Initially just books and blogs, Finding Erotica has evolved into an educational platform that provides information, resources, and discussion regarding sexual wellness with a focus on mature adults. In alignment with Sexual Health Month, celebrated each year in September, Finding Erotica, in conjunction with Bad Academic Productions, has announced the launch of “Skin Anthology,” a new video series that complements their portal.
Finding Erotica provides an expansive online presentation ranging from books and blogs to workshops and an online adult store. With “Skin Anthology” the site presents a boudoir video series aimed at exploring self-discovery, sexual exploration, empowerment, and wellness. These subjects and more are deconstructed via artistic sexual expression and conversational reveals.
“We initially set out to create a space that provided the kind of support my business partner was searching for but couldn’t find. He was battling health issues that impacted his masculinity,” expressed Sharonette Briggs, co-founder of Finding Erotica. “He felt alone but he wasn’t. Thousands of men and women face health issues that hinder their sexuality. Finding Erotica had a vision to connect people with a mission of establishing an online community to discuss sexual issues, including those related to post-illness and post-injury intimacy. Our original community building blocks were books, blogs and audio. ‘Skin Anthology’ is our first foray into video, and we are very excited!”
“We believe that sexual health must go beyond outdated notions of sex and relationships,” adds Finding Erotica co-founder, Thomas McKenna. “Data suggests that these notions are linked to high incidences of divorce, abuse, intolerance, and severed commitments. Finding Erotica promotes improved communication skills, open-mindedness to alternative points of view and awareness of practices that help love flourish rather than limit forms of intimate expression. FE has been an encouraging resource for me personally as a prostate cancer survivor.”

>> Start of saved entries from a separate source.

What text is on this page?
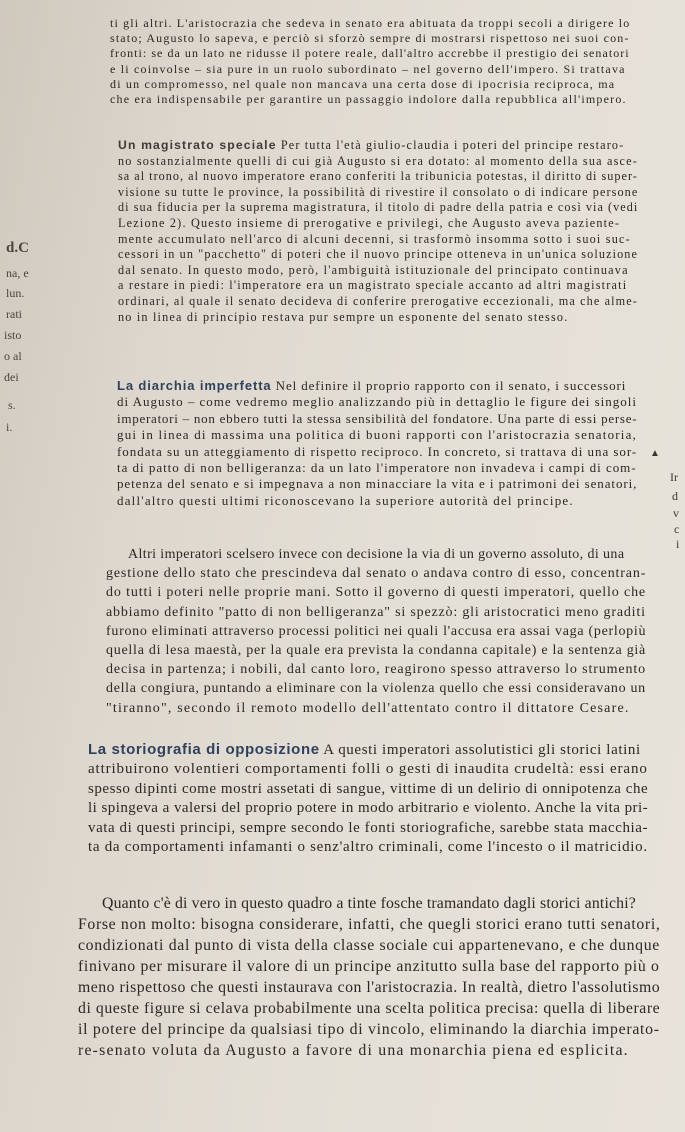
ti gli altri. L'aristocrazia che sedeva in senato era abituata da troppi secoli a dirigere lo
stato; Augusto lo sapeva, e perciò si sforzò sempre di mostrarsi rispettoso nei suoi con-
fronti: se da un lato ne ridusse il potere reale, dall'altro accrebbe il prestigio dei senatori
e li coinvolse – sia pure in un ruolo subordinato – nel governo dell'impero. Si trattava
di un compromesso, nel quale non mancava una certa dose di ipocrisia reciproca, ma
che era indispensabile per garantire un passaggio indolore dalla repubblica all'impero.
Un magistrato speciale Per tutta l'età giulio-claudia i poteri del principe restaro-
no sostanzialmente quelli di cui già Augusto si era dotato: al momento della sua asce-
sa al trono, al nuovo imperatore erano conferiti la tribunicia potestas, il diritto di super-
visione su tutte le province, la possibilità di rivestire il consolato o di indicare persone
di sua fiducia per la suprema magistratura, il titolo di padre della patria e così via (vedi
Lezione 2). Questo insieme di prerogative e privilegi, che Augusto aveva paziente-
mente accumulato nell'arco di alcuni decenni, si trasformò insomma sotto i suoi suc-
cessori in un "pacchetto" di poteri che il nuovo principe otteneva in un'unica soluzione
dal senato. In questo modo, però, l'ambiguità istituzionale del principato continuava
a restare in piedi: l'imperatore era un magistrato speciale accanto ad altri magistrati
ordinari, al quale il senato decideva di conferire prerogative eccezionali, ma che alme-
no in linea di principio restava pur sempre un esponente del senato stesso.
La diarchia imperfetta Nel definire il proprio rapporto con il senato, i successori
di Augusto – come vedremo meglio analizzando più in dettaglio le figure dei singoli
imperatori – non ebbero tutti la stessa sensibilità del fondatore. Una parte di essi perse-
gui in linea di massima una politica di buoni rapporti con l'aristocrazia senatoria,
fondata su un atteggiamento di rispetto reciproco. In concreto, si trattava di una sor-
ta di patto di non belligeranza: da un lato l'imperatore non invadeva i campi di com-
petenza del senato e si impegnava a non minacciare la vita e i patrimoni dei senatori,
dall'altro questi ultimi riconoscevano la superiore autorità del principe.
Altri imperatori scelsero invece con decisione la via di un governo assoluto, di una
gestione dello stato che prescindeva dal senato o andava contro di esso, concentran-
do tutti i poteri nelle proprie mani. Sotto il governo di questi imperatori, quello che
abbiamo definito "patto di non belligeranza" si spezzò: gli aristocratici meno graditi
furono eliminati attraverso processi politici nei quali l'accusa era assai vaga (perlopiù
quella di lesa maestà, per la quale era prevista la condanna capitale) e la sentenza già
decisa in partenza; i nobili, dal canto loro, reagirono spesso attraverso lo strumento
della congiura, puntando a eliminare con la violenza quello che essi consideravano un
"tiranno", secondo il remoto modello dell'attentato contro il dittatore Cesare.
La storiografia di opposizione A questi imperatori assolutistici gli storici latini
attribuirono volentieri comportamenti folli o gesti di inaudita crudeltà: essi erano
spesso dipinti come mostri assetati di sangue, vittime di un delirio di onnipotenza che
li spingeva a valersi del proprio potere in modo arbitrario e violento. Anche la vita pri-
vata di questi principi, sempre secondo le fonti storiografiche, sarebbe stata macchia-
ta da comportamenti infamanti o senz'altro criminali, come l'incesto o il matricidio.
Quanto c'è di vero in questo quadro a tinte fosche tramandato dagli storici antichi?
Forse non molto: bisogna considerare, infatti, che quegli storici erano tutti senatori,
condizionati dal punto di vista della classe sociale cui appartenevano, e che dunque
finivano per misurare il valore di un principe anzitutto sulla base del rapporto più o
meno rispettoso che questi instaurava con l'aristocrazia. In realtà, dietro l'assolutismo
di queste figure si celava probabilmente una scelta politica precisa: quella di liberare
il potere del principe da qualsiasi tipo di vincolo, eliminando la diarchia imperato-
re-senato voluta da Augusto a favore di una monarchia piena ed esplicita.
d.C
na, e
lun.
rati
isto
o al
dei
s.
i.
▲
Ir
d
v
c
i
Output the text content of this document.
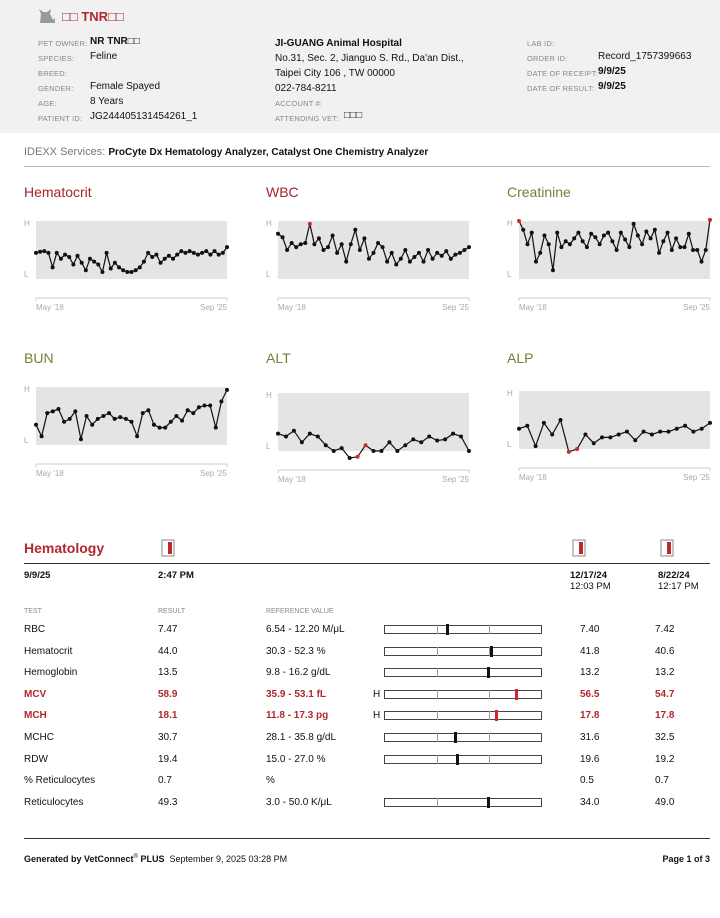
□□ TNR□□
PET OWNER: NR TNR□□
SPECIES: Feline
BREED:
GENDER: Female Spayed
AGE:	8 Years
PATIENT ID: JG244405131454261_1
JI-GUANG Animal Hospital
No.31, Sec. 2, Jianguo S. Rd., Da'an Dist.,
Taipei City 106 , TW 00000
022-784-8211
ACCOUNT #:
ATTENDING VET: □□□
LAB ID:
ORDER ID:	Record_1757399663
DATE OF RECEIPT: 9/9/25
DATE OF RESULT: 9/9/25
IDEXX Services: ProCyte Dx Hematology Analyzer, Catalyst One Chemistry Analyzer
Hematocrit
H
L
May '18	Sep '25
WBC
H
L
May '18	Sep '25
Creatinine
H
L
May '18	Sep '25
BUN
H
L
May '18	Sep '25
ALT
H
L
May '18	Sep '25
ALP
H
L
May '18	Sep '25
Hematology
9/9/25	2:47 PM	12/17/24
12:03 PM
8/22/24
12:17 PM
TEST	RESULT	REFERENCE VALUE
RBC	7.47	6.54 - 12.20 M/μL	7.40	7.42
Hematocrit	44.0	30.3 - 52.3 %	41.8	40.6
Hemoglobin	13.5	9.8 - 16.2 g/dL	13.2	13.2
MCV	58.9	35.9 - 53.1 fL	H	56.5	54.7
MCH	18.1	11.8 - 17.3 pg	H	17.8	17.8
MCHC	30.7	28.1 - 35.8 g/dL	31.6	32.5
RDW	19.4	15.0 - 27.0 %	19.6	19.2
% Reticulocytes	0.7	%	0.5	0.7
Reticulocytes	49.3	3.0 - 50.0 K/μL	34.0	49.0
Generated by VetConnect® PLUS September 9, 2025 03:28 PM	Page 1 of 3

For Finding Erotica, attempting to normalize diverse voices means confronting stereotypes that have kept those voices in the margins and the experience has incurred very real challenges. “People of color have been and still are hyper-sexualized,” notes Briggs. “One of the social media platforms that hosts our ‘Skin Anthology’ series shut us down recently, claiming that we violated their sex and nudity policy. When we investigated other boudoir videos on that same platform, we found them to be far more explicit than ours. What was the difference? Their videos featured white subjects, ours featured people of color. After three appeals detailing the discrepancy, we were finally reinstated. In a sense, what we must do is not just normalize diverse perspectives and confront stereotypes, but also humanize those who are too often left out of the mainstream.”
“Skin Anthology” is an engaging series of short features, released every Friday, that explore sexuality as part of being human, regardless of age, gender identity, health status or race. With the discovery and learning about the infinitely interesting depths of relationships, “Skin Anthology” tackles the uninhibited spectrum of passion, vitality, and imagination across contrasting lives. Highlights include moments when subjects share how they learned about sex, how they overcame shame, embraced taboos, and reveal details of their preferences, practices and identities for the first time.